The Bourgogne Wine Region
Wine in the Bourgogne region is everything!
It is at the centre of every town and village, and winemaking is a tradition that goes back thousands and thousands of years.
Wouldn’t it be an absolute shame to miss out on this historic produce?
Let this article educate you in all areas of the Bourgogne wine region, ultimately helping you select the right type of wine for you.
The Bourgogne Wine Region
The Bourgogne wine region is located in eastern France, just southeast of Paris.
It is a rather fragmented region, broken up into five distinct districts:
Chablis, Côte d’Or, Côte Chalonnaise & Mâconnais, and Beaujolais, which is 70 miles south of the other districts.
It has a unique terroir (the contribution of a specific place to the character of a wine), making it the perfect growing ground for both red and white wines.
The soil in the region is very varied from one end of the region to another, but also within a single area.
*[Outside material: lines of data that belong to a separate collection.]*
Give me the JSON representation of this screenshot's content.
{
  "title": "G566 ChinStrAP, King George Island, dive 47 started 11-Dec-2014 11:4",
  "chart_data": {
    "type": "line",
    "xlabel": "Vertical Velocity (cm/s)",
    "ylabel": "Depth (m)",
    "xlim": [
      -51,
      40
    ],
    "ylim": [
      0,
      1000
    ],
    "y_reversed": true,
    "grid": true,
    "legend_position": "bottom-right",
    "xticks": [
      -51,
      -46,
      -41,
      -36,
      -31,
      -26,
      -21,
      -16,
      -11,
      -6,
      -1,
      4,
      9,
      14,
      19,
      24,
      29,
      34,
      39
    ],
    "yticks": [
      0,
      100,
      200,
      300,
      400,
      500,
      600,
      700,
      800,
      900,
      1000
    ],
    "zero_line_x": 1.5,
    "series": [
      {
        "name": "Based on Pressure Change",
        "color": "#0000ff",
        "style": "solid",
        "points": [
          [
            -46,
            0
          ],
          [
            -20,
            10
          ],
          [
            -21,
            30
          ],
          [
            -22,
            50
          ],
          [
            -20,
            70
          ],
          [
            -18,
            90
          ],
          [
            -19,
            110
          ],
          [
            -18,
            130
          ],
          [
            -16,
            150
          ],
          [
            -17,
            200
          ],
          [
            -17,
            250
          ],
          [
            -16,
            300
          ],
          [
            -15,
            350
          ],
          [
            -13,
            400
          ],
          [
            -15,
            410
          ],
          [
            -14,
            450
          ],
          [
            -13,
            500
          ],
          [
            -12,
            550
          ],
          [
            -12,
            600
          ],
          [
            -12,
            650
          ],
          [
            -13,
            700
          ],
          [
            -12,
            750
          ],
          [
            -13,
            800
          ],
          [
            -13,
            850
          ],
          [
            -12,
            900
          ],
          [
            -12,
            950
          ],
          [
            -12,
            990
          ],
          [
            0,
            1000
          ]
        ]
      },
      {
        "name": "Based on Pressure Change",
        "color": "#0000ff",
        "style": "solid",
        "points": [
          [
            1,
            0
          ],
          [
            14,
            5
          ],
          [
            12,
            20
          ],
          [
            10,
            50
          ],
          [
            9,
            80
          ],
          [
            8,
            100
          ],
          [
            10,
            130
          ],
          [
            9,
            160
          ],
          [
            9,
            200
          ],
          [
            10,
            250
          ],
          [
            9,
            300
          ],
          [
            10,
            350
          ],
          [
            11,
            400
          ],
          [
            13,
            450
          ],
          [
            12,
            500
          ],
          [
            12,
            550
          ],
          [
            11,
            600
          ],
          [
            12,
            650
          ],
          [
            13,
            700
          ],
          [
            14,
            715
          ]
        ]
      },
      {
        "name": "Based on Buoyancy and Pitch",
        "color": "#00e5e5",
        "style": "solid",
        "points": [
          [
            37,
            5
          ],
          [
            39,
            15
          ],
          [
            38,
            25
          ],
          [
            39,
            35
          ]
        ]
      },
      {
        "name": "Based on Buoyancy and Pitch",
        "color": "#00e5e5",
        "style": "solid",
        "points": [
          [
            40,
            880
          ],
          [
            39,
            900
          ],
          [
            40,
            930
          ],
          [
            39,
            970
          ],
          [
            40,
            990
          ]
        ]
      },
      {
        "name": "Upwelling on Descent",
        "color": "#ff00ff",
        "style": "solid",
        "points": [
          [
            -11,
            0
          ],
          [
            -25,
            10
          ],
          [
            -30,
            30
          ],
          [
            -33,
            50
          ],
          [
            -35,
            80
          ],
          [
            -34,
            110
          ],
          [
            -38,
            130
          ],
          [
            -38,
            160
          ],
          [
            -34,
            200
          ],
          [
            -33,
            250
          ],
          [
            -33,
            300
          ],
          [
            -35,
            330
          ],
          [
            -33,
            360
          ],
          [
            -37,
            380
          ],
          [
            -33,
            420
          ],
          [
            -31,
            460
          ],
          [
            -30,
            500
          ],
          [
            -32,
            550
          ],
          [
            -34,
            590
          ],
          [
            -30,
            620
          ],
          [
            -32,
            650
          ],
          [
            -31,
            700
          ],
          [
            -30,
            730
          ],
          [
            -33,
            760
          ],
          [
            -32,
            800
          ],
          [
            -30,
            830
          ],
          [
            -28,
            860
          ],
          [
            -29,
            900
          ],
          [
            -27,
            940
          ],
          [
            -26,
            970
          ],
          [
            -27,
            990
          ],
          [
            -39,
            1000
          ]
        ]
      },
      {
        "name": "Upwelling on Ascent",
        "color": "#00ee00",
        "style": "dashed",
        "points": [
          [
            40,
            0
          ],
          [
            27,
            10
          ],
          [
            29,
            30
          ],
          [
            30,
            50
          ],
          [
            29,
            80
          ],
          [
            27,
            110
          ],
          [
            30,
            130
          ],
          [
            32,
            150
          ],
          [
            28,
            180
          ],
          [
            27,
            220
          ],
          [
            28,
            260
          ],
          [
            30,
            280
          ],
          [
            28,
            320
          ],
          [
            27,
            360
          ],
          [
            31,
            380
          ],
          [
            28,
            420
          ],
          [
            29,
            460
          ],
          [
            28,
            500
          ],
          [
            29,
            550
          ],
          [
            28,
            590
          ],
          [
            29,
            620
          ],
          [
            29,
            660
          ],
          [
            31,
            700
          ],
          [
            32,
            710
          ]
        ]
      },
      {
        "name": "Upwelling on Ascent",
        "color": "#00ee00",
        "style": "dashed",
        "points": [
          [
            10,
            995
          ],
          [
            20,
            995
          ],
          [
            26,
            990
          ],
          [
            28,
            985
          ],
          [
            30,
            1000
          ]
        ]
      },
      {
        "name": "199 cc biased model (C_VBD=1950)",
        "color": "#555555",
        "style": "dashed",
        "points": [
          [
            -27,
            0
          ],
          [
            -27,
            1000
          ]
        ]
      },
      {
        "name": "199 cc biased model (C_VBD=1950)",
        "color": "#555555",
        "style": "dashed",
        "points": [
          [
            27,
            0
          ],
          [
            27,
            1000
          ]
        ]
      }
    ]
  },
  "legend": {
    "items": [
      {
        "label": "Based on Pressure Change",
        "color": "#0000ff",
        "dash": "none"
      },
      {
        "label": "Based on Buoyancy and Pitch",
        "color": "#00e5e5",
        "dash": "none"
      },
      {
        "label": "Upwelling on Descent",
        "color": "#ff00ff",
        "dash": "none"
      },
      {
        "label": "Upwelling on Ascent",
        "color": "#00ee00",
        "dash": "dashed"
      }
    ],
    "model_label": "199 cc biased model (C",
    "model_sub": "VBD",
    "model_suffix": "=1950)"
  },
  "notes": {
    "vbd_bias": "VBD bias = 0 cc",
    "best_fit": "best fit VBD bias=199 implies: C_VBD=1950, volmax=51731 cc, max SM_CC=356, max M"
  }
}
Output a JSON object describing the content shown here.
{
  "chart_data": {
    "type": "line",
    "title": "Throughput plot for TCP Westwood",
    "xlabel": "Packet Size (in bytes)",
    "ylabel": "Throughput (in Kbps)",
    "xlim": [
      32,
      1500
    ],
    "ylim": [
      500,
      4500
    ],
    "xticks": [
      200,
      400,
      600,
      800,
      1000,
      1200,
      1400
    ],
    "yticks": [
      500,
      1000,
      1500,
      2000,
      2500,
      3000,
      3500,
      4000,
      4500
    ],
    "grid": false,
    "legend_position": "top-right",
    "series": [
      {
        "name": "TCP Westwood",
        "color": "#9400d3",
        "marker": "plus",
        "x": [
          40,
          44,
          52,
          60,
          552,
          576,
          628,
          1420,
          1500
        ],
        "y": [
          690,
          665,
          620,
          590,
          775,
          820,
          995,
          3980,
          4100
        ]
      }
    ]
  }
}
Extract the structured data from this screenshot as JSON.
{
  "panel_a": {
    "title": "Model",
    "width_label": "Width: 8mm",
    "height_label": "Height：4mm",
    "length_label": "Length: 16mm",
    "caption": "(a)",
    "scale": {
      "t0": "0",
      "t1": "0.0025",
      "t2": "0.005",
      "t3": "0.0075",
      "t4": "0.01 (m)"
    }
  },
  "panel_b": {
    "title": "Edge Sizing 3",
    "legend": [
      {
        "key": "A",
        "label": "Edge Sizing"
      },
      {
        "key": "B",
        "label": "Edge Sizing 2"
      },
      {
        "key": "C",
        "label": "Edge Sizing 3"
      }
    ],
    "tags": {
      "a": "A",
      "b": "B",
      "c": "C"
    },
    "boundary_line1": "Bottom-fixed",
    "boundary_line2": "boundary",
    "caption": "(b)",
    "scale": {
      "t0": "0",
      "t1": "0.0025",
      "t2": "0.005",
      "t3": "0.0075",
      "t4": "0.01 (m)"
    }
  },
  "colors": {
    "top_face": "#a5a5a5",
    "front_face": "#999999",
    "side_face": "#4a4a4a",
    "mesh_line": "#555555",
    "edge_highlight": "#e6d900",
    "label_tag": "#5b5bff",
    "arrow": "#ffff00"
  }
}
The general climate is continental, with fairly warm summers and cold winters.
About 22 million cases of wine are produced in the region annually, which is considered pretty small when compared with the production of the Bordeaux wine region, for instance.
Bourgogne is also lacking the large vineyards that other regions have. When there is a large vineyard in Bourgogne, it usually is run by a couple of owners, meaning that a variety of wines in type and brand can often come from the one vineyard.
The wine in this historic French region is considered the best that money can buy.
Of course, this means that they can also be some of the most expensive wines in the world.
It is its terroir which makes the wine so special and those who choose to drink the produce from the region can almost completely taste the region itself.
A Short History of the Bourgogne Wine Region
Winemaking in the Bourgogne region can be traced back to the Roman times, approximately 2,000 years ago.
Back then, wines were seasoned with herbs and the addition of honey was popular, and the Romans were fascinated by those who did not add water to their wine.
With the departure of the Romans, it was feared that winemaking would fall out of favour.
That was not to be as the monks took over and then went on to dominate the industry.
Changes in the traditional ways of winemaking came with the monks, most notably their forbiddance of adding water to the wine.
However, it was their impeccable note taking and record making that is considered their greatest contribution.
Following the monks were the merchants and businessmen who took Bourgogne wine to the rest of the world.
Today, sales of the region’s famous wine are divided about 50-50 between winegrowers and merchant negotiators.
What Defines a Bourgogne Wine?
To understand what defines a Bourgogne wine, it is important to know the breakdown of the wine produced in the region:
1% Grand Cru - e.g. Grands-Echézeaux, Montrachet
10% Premier Cru - e.g. Vosne-Romanée 1er Cru
37% Village Wines - e.g. Savigny-Les-Beaune
52% Regional Wines - e.g. Crémant de Bourgogne
Within this breakdown are the following definitions:
Those defined as regional wines are light and fruity and are most often drank as sippers or aperitif wines.
These wines can be distinguished by its label (Bourgogne Rouge is red and Bourgogne Blanc is white).
Also available is the Crémant de Bourgogne sparkling wine.
Village wines are named after the towns near to where the grapes are sourced, for instance Givry and Santenay.
They are light and fruity like regional wines, but do tend to be a bit more complex.
Premier Cru Burgundy
There are special vineyards growing the produce for Premier Cru wines called climats.
The wines produced here are more intense than regional or village wines, probably due to the type of soil in which the grapes are grown.
Grand Cru Burgundy
Grand Cru Burgundy are perhaps the most famous of the Bourgogne wines, with Romanée Conti, La Tâche and Montrachet the most recognisable.
These bold wines are also the most expensive produced in the region.
Food Pairings with Bourgogne Wines
There are a plentitude of fine wines from the Bourgogne region which would perfectly compliment your meal, However, there seven bottles which just make everything a bit more special:
Crémant de Bourgogne: intended as a teaser wine. Perfect as an aperitif for those looking for an alternative to champagne.
Bourgogne Côte Chalonnaise: light and fresh and works well with oyster soup.
Chassagne Montrachet: another great match for oyster soup, but even better with tartar.
Pouilly-Fuissé: very tasty with brie and hard cheeses.
Bourgogne Pinot Noir: pairs wonderfully with cod but is also particularly tasty with charcuterie or cheese.
Mercurey: works well with grilled meat and fish.
Nuits-Saint-Georges: excellent with poultry dishes.
A more general guide to Bourgogne wine and food pairing is as follows:
Chablis White Wines: best served with seafood and fish dishes.
Cote de Beaune White Wines: ideal with lobster or any cream based dish. Also good with all kinds of cheeses.
Macon and Cote Chalonnaise White: preferable with simple fish dishes and salads.
Cote de Nuits Red: tasty with roasts or stews made from game or beef.
Cote de Beaune Red: best paired with poultry.
Cote Chalonnaise Red: grilled chicken or beef are best accompanying dishes.
Beaujolais: tasty with poultry or grilled fish.